Secondly, as an incumbent, Splunk has to react to market demand for functionality. In doing so it has fallen in to the franken-stack (we have previously coined this term) trap of bolting on lots of different products and retrofitting functionality which clearly affects the user experience (as an example, look at the Caspida acquisition and the integration of machine learning – I will watch this space with interest though as Splunk has deep enough pockets to respond!). This just adds to the configuration & maintenance overheads the in-house platform support team are dealing with already.  

The pitch I made earlier makes the setup of the pipeline appear easy, of course it’s not that straightforward and a lot of data challenges (e.g. query performance, data duplication, field mapping, etc.) that are uncovered downstream usually need to be managed and accounted for at upstream where specialist skills are needed. It is also worth noting that the cost model can often be a disincentive to loading more data on to the platform and as one customer described it, the additional ‘tax’ of purchasing the Security-specific applications can often push the potential value out of the reach of many security teams. 

I mentioned the data model previously and I want to come back to that now. Splunk embedded a Common Information Model (CIM) for security to enable the data and entities (e.g. IP Address, Hostnames) to be correlated across the diverse data streams that are loaded in to the platform. However, by their own admission (see Splunk CIM documents) they settled for one that covers the lowest common denominator across the different security domains. My interpretation of such a model is that this can only work well if the data is clean, a supporting contextual data source is available or the pipeline Wizard’s are on hand to massage each data source as exceptions and anomalies arise. None of these can be relied upon in the enterprise and this can limit the extensibility of the applications.  

Some of the open data schemas like Apache Spot made steps to improve this with contextual lookup models but here at Panaseer we felt these haven’t gone far enough to really unlock the entity-centric risk analysis that is at the heart of our platform. Being able to model a range of entity (or asset) types such as Devices, Users, Applications, Vulnerabilities or Data requires a richer schema that resolves and links each entity across every data source on the platform. This level of detail, designed in to the platform from scratch and informing technology choices, is the next generation that our Customer and Prospects want from our product.   

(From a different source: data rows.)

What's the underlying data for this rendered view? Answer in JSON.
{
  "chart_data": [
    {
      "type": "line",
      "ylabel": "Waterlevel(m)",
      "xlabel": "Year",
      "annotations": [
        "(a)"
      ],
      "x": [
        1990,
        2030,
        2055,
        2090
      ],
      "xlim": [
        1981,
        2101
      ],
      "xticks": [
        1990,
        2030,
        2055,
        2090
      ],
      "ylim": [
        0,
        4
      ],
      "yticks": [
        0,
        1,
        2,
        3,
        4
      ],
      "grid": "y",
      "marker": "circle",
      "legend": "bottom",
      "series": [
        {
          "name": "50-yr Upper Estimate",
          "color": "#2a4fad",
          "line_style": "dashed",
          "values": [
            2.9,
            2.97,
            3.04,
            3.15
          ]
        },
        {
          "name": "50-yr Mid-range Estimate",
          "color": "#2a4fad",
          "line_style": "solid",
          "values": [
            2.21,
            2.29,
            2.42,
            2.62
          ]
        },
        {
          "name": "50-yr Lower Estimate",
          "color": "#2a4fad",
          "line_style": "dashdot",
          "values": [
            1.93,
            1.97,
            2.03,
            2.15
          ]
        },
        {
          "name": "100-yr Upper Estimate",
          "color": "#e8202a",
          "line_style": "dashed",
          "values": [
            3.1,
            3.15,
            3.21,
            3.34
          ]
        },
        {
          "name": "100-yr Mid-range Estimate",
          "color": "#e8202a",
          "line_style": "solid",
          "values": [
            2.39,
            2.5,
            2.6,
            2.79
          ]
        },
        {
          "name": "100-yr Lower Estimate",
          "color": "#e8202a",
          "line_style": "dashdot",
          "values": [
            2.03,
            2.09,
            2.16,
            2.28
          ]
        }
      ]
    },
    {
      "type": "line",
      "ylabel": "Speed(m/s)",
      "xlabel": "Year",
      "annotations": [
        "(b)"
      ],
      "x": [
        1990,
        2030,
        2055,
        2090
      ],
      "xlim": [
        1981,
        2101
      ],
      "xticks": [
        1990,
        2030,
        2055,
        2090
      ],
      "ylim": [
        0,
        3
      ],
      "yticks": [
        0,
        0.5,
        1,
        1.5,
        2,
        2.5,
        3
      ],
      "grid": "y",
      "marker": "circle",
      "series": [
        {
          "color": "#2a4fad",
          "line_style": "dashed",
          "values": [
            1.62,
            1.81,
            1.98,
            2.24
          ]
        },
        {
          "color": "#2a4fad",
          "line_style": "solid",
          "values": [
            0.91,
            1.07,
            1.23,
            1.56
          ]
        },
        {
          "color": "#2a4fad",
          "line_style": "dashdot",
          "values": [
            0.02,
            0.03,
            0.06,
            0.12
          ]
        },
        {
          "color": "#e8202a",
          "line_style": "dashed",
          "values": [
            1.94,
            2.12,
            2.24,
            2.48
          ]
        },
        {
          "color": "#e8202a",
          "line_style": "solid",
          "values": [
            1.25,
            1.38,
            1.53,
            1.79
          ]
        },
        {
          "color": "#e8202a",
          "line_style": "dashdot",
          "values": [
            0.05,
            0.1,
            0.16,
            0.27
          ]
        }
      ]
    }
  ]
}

Regardless of the technology or platform type, organisations are now looking for data science out of the box, but they need to recognise that it’s not zero effort on their part. Nonetheless, we as product developers must do more to lower the barrier to entry through improved user experience that aligns with what our customers want to do. We also need to help them build trust in insights they derive from these tools by being more transparent about the data pipeline and analysis assumptions – but more about this in a later blog! 

As security estates expand and more and newer technology gets incorporated you can’t continue with a manual model. It’s an outdated strategy.  Yet, it sometimes feels that in the security domain it is hard to build a data product that has repeatable value across many organisations. The key is finding the most direct and aligned route in delivering the objective that will save you time, aggravation and money.